The European Central Bank’s decision to hike interest rates in the last several months, to tame the surge of inflation, may not mean much to most people. They may not have a full appreciation of how such increases will eventually impact their lives.

However, it is now becoming evident that the rate hikes are not just a technical issue of interest to economists. It is a reality that affects all those who trust their banks with their savings or borrow to buy their homes.

Most people do not expect banks to be providers of social services. But they certainly expect them to be socially responsible. HSBC’s website recently carried new conditions that made mortgage loans less attractive for those wanting to buy their home. The bank then reversed the minimum deposit increase when faced with allegations of being socially insensitive. It has now claimed that the changes made on its website were “inadvertent”.

Prime Minister Robert Abela weighed in on the dissent to HSBC’s move and urged potential borrowers to shop around for better deals offered by other banks.

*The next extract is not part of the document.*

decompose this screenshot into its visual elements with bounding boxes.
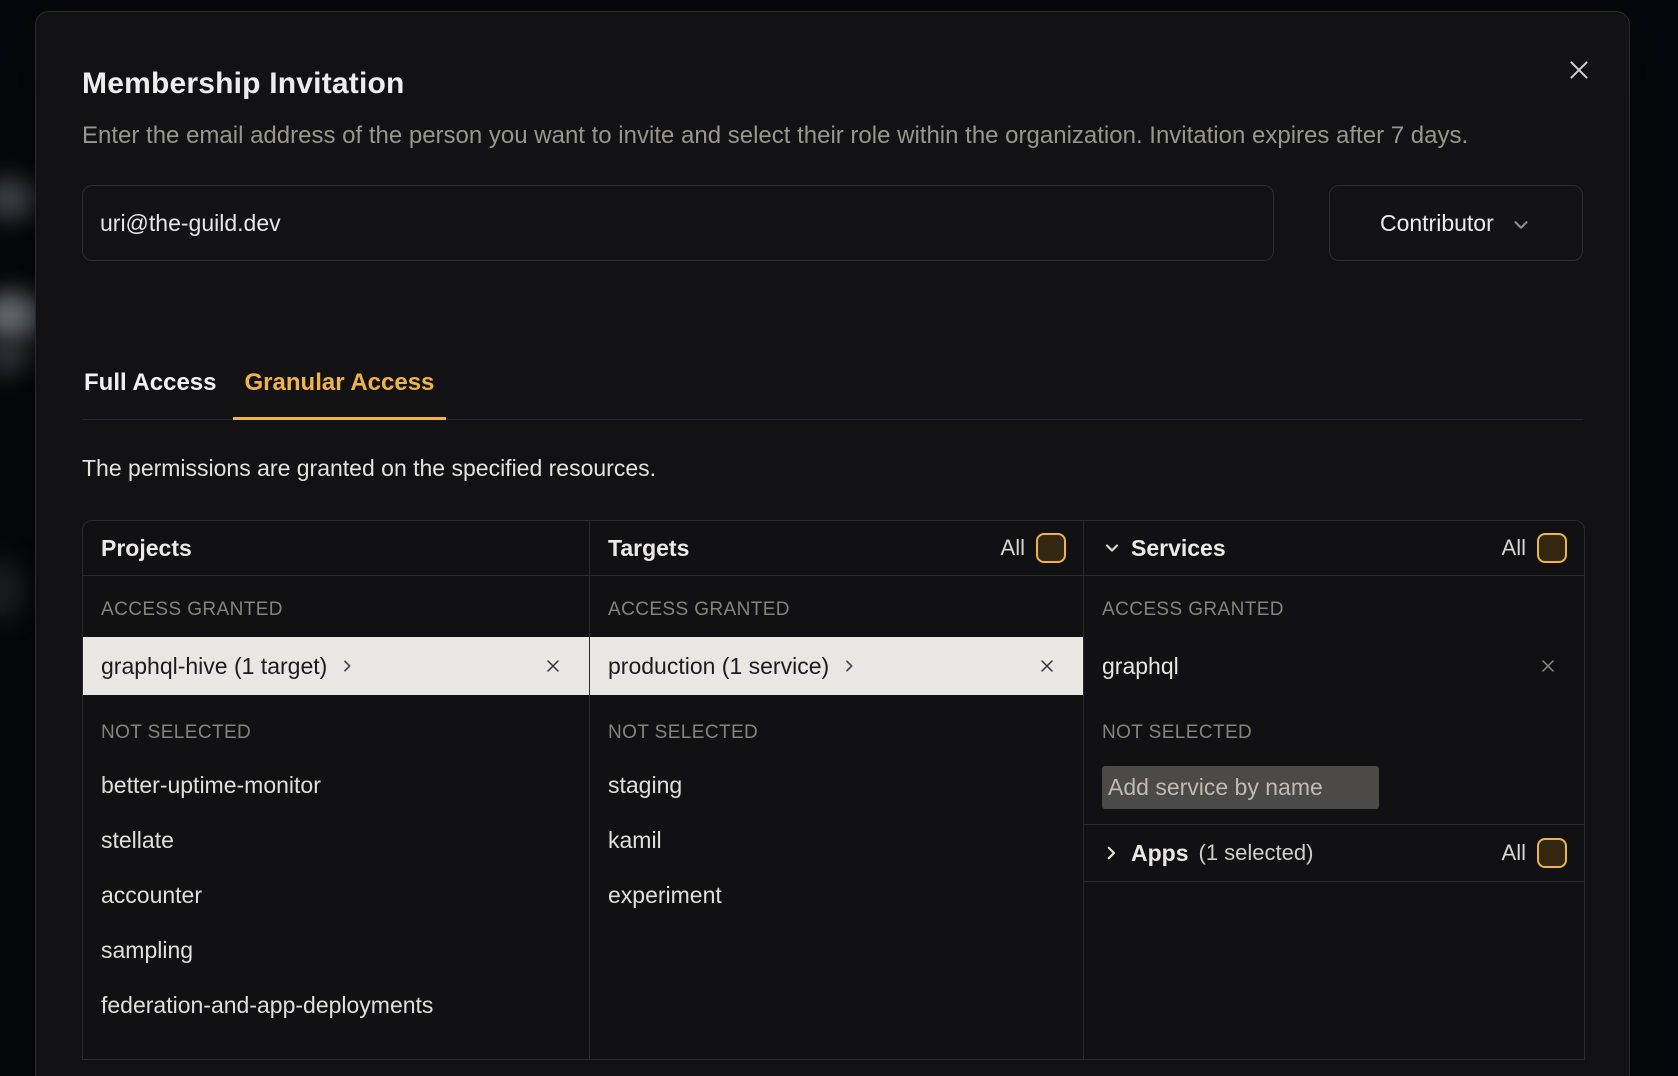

He appealed to other banks not to follow HSBC’s example. Politicians often like to project themselves as the defenders of the ordinary person who may be feeling intimidated by the clout of the banks.

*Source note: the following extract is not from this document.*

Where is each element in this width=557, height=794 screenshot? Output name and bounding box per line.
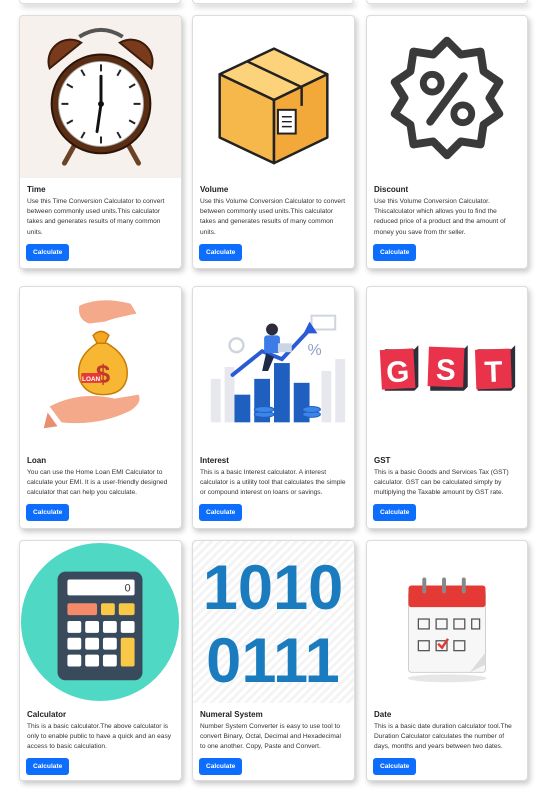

However, banks, like all other businesses, are driven by the profit motive. Their main objectives are to give a return to their shareholders, prudently manage the money entrusted to them by depositors, and provide the financial services that the economy needs.

Unfortunately, over the last few years, banks have not always achieved all these objectives.

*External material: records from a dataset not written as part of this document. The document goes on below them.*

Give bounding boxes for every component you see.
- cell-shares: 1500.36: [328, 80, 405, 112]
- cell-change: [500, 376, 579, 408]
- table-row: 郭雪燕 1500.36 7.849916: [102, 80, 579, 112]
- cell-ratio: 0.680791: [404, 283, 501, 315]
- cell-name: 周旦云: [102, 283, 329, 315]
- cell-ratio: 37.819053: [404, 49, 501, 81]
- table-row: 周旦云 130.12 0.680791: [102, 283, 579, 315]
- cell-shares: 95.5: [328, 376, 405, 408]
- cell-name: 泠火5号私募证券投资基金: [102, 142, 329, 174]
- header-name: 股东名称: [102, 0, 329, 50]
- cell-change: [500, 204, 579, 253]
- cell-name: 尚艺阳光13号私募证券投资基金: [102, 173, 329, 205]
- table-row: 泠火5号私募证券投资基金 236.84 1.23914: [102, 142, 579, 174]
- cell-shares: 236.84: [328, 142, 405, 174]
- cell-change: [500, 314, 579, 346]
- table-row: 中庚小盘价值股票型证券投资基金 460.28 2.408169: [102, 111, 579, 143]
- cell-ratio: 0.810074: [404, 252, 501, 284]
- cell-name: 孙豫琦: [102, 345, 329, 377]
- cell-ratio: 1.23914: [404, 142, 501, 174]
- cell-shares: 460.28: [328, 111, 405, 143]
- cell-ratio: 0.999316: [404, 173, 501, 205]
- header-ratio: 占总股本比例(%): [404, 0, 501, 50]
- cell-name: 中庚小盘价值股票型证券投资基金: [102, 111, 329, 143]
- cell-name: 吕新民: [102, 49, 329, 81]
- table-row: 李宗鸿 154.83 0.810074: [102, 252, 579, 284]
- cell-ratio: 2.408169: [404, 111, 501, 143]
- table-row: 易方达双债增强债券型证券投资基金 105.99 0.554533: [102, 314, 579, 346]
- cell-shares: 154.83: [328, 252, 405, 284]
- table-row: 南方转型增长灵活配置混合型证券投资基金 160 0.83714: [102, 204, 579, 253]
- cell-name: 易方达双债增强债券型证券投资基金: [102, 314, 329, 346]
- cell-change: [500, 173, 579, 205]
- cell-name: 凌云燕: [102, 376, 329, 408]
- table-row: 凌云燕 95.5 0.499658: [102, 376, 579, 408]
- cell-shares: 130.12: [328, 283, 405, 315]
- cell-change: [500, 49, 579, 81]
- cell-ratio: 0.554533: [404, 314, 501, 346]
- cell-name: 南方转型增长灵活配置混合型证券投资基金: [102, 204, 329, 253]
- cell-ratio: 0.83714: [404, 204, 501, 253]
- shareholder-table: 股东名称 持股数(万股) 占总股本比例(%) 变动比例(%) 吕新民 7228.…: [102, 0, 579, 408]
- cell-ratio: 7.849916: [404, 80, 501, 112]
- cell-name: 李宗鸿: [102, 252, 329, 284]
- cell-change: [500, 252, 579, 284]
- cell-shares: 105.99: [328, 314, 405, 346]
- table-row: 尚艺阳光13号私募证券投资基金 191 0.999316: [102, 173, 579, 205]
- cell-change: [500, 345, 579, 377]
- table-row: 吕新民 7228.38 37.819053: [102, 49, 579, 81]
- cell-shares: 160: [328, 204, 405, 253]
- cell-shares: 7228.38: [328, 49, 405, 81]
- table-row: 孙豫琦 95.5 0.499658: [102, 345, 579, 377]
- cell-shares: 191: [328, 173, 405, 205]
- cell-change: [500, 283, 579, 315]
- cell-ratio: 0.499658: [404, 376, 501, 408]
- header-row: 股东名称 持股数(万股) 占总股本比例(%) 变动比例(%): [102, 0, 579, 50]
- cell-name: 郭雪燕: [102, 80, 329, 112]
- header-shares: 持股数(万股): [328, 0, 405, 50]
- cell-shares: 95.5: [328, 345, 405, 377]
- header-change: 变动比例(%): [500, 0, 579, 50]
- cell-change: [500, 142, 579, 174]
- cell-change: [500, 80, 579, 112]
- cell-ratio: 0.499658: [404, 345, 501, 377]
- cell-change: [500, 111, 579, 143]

Incidents of mis-selling, imprudent lending and disregard of compliance regulation dented the trust of many in the banking system.

Banks adopt well-defined formulas to determine whether a home loan applicant is a reasonable risk. The loan-to-value criterion is complemented by other measures, including the age of the applicants, the loan term, the collateral offered, the income of the applicants and their total financial commitments, and any regulatory directives. HSBC refers to these “internal lending criteria” on its web pages.

Externally, the significant increase in property prices in the last 10 years is mainly the result of the economic model adopted by the government to promote economic growth at all costs.

The mass importation of foreign labour increased the demand for rental property as many discovered they had become entrepreneurs.

First-time buyers increasingly find a property’s price unaffordable as wage increases are modest at best. The government did well to introduce the first-time buyers’ grant schemes. But they will never sufficiently mitigate the adverse effects on the finances of home buyers.

It must be stressed that ultimately it is the bank management’s responsibility to define their risk appetite, even if the intrusive oversight of banking supervisors ensures that all banks follow prudent lending practices.

Still, regulators must do more to ensure that banks act in a socially responsible way. This is not done by issuing directives that disrupt the dynamics of a free but well-regulated market or trying to micromanage bank business models.

Banks must show that corporate social responsibility is not just a pious intention but a culture that ensures that depositors, borrowers and shareholders are always given a fair deal.

Ultimately, bank clients and shareholders must never be made to underwrite the risk of management failures, as has often happened in the last few years.